Découvrir la dernière oasis de la vallée du Drâa

Depuis Agdz, le Drâa accompagne une succession de palmeraies, de jardins et de villages de terre. À M’Hamid, cette longue continuité végétale s’interrompt progressivement. Le lit de l’oued, le plus souvent à sec en surface, infléchit sa course vers l’ouest tandis que les cultures deviennent plus rares et que le sable s’insinue entre les palmiers.

M’Hamid n’est donc pas seulement une localité établie au bord du désert. Elle constitue l’extrémité méridionale du système oasien de la moyenne vallée du Drâa, là où l’agriculture irriguée devient particulièrement vulnérable au manque d’eau, à l’ensablement et à la dégradation des sols.

Cette fragilité fait partie de ce que le visiteur découvre. Les palmiers isolés, les parcelles abandonnées et les murs de terre en partie effondrés ne sont pas de simples éléments pittoresques : ils témoignent des transformations profondes que connaissent aujourd’hui les oasis du Sud marocain.

Comprendre un ancien carrefour caravanier

Avant que les véhicules motorisés ne remplacent les longues caravanes chamelières, M’Hamid occupait une position stratégique. Les hommes, les animaux et les marchandises s’y rassemblaient avant de poursuivre leur route à travers le Sahara ou d’entrer dans la vallée du Drâa en direction des marchés du nord.

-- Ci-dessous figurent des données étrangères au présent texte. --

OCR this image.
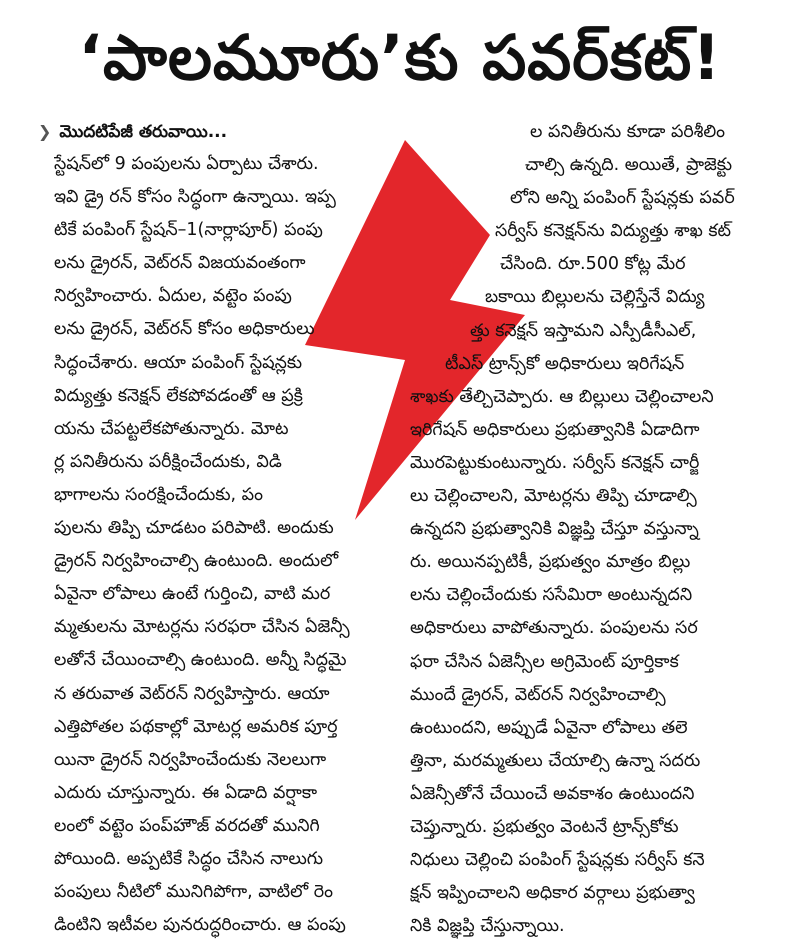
‘పాలమూరు’కు పవర్‌కట్‌!
❯ మొదటిపేజీ తరువాయి...
స్టేషన్‌లో 9 పంపులను ఏర్పాటు చేశారు.
ఇవి డ్రై రన్‌ కోసం సిద్ధంగా ఉన్నాయి. ఇప్ప
టికే పంపింగ్‌ స్టేషన్‌–1(నార్లాపూర్‌) పంపు
లను డ్రైరన్‌, వెట్‌రన్‌ విజయవంతంగా
నిర్వహించారు. ఏదుల, వట్టెం పంపు
లను డ్రైరన్‌, వెట్‌రన్‌ కోసం అధికారులు
సిద్ధంచేశారు. ఆయా పంపింగ్‌ స్టేషన్లకు
విద్యుత్తు కనెక్షన్‌ లేకపోవడంతో ఆ ప్రక్రి
యను చేపట్టలేకపోతున్నారు. మోట
ర్ల పనితీరును పరీక్షించేందుకు, విడి
భాగాలను సంరక్షించేందుకు, పం
పులను తిప్పి చూడటం పరిపాటి. అందుకు
డ్రైరన్‌ నిర్వహించాల్సి ఉంటుంది. అందులో
ఏవైనా లోపాలు ఉంటే గుర్తించి, వాటి మర
మ్మతులను మోటర్లను సరఫరా చేసిన ఏజెన్సీ
లతోనే చేయించాల్సి ఉంటుంది. అన్నీ సిద్ధమై
న తరువాత వెట్‌రన్‌ నిర్వహిస్తారు. ఆయా
ఎత్తిపోతల పథకాల్లో మోటర్ల అమరిక పూర్త
యినా డ్రైరన్‌ నిర్వహించేందుకు నెలలుగా
ఎదురు చూస్తున్నారు. ఈ ఏడాది వర్షాకా
లంలో వట్టెం పంప్‌హౌజ్‌ వరదతో మునిగి
పోయింది. అప్పటికే సిద్ధం చేసిన నాలుగు
పంపులు నీటిలో మునిగిపోగా, వాటిలో రెం
డింటిని ఇటీవల పునరుద్ధరించారు. ఆ పంపు
ల పనితీరును కూడా పరిశీలిం
చాల్సి ఉన్నది. అయితే, ప్రాజెక్టు
లోని అన్ని పంపింగ్‌ స్టేషన్లకు పవర్‌
సర్వీస్‌ కనెక్షన్‌ను విద్యుత్తు శాఖ కట్‌
చేసింది. రూ.500 కోట్ల మేర
బకాయి బిల్లులను చెల్లిస్తేనే విద్యు
త్తు కనెక్షన్‌ ఇస్తామని ఎస్పీడీసీఎల్‌,
టీఎస్‌ ట్రాన్స్‌కో అధికారులు ఇరిగేషన్‌
శాఖకు తేల్చిచెప్పారు. ఆ బిల్లులు చెల్లించాలని
ఇరిగేషన్‌ అధికారులు ప్రభుత్వానికి ఏడాదిగా
మొరపెట్టుకుంటున్నారు. సర్వీస్‌ కనెక్షన్‌ చార్జీ
లు చెల్లించాలని, మోటర్లను తిప్పి చూడాల్సి
ఉన్నదని ప్రభుత్వానికి విజ్ఞప్తి చేస్తూ వస్తున్నా
రు. అయినప్పటికీ, ప్రభుత్వం మాత్రం బిల్లు
లను చెల్లించేందుకు ససేమిరా అంటున్నదని
అధికారులు వాపోతున్నారు. పంపులను సర
ఫరా చేసిన ఏజెన్సీల అగ్రిమెంట్‌ పూర్తికాక
ముందే డ్రైరన్‌, వెట్‌రన్‌ నిర్వహించాల్సి
ఉంటుందని, అప్పుడే ఏవైనా లోపాలు తలె
త్తినా, మరమ్మతులు చేయాల్సి ఉన్నా సదరు
ఏజెన్సీతోనే చేయించే అవకాశం ఉంటుందని
చెప్తున్నారు. ప్రభుత్వం వెంటనే ట్రాన్స్‌కోకు
నిధులు చెల్లించి పంపింగ్‌ స్టేషన్లకు సర్వీస్‌ కనె
క్షన్‌ ఇప్పించాలని అధికార వర్గాలు ప్రభుత్వా
నికి విజ్ఞప్తి చేస్తున్నాయి.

Les échanges reliaient le Maroc aux régions situées au sud du Sahara. Ils transportaient des produits, mais aussi des récits, des langues, des formes musicales et des pratiques sociales. La diversité culturelle de l’oasis s’est construite au fil de ces circulations entre populations oasiennes, amazighes, arabes, sahariennes et subsahariennes.

Les ruines de Ksebt El Allouj, généralement attribuées à l’époque saadienne à la fin du XVIe siècle, sont associées à cette période de contrôle et d’organisation du commerce transsaharien. Leur fonction exacte demeure imparfaitement documentée, mais le site rappelle l’importance historique de M’Hamid sur les routes reliant la vallée du Drâa au Bilad al-Sudan.

Un lieu de mémoire de l’histoire contemporaine du Maroc

M’Hamid occupe également une place particulière dans l’histoire nationale. Le 25 février 1958, deux ans après l’indépendance, Mohammed V y rencontra les représentants de tribus sahariennes et prononça un discours consacré à l’unité territoriale du pays et au devenir des régions du Sud.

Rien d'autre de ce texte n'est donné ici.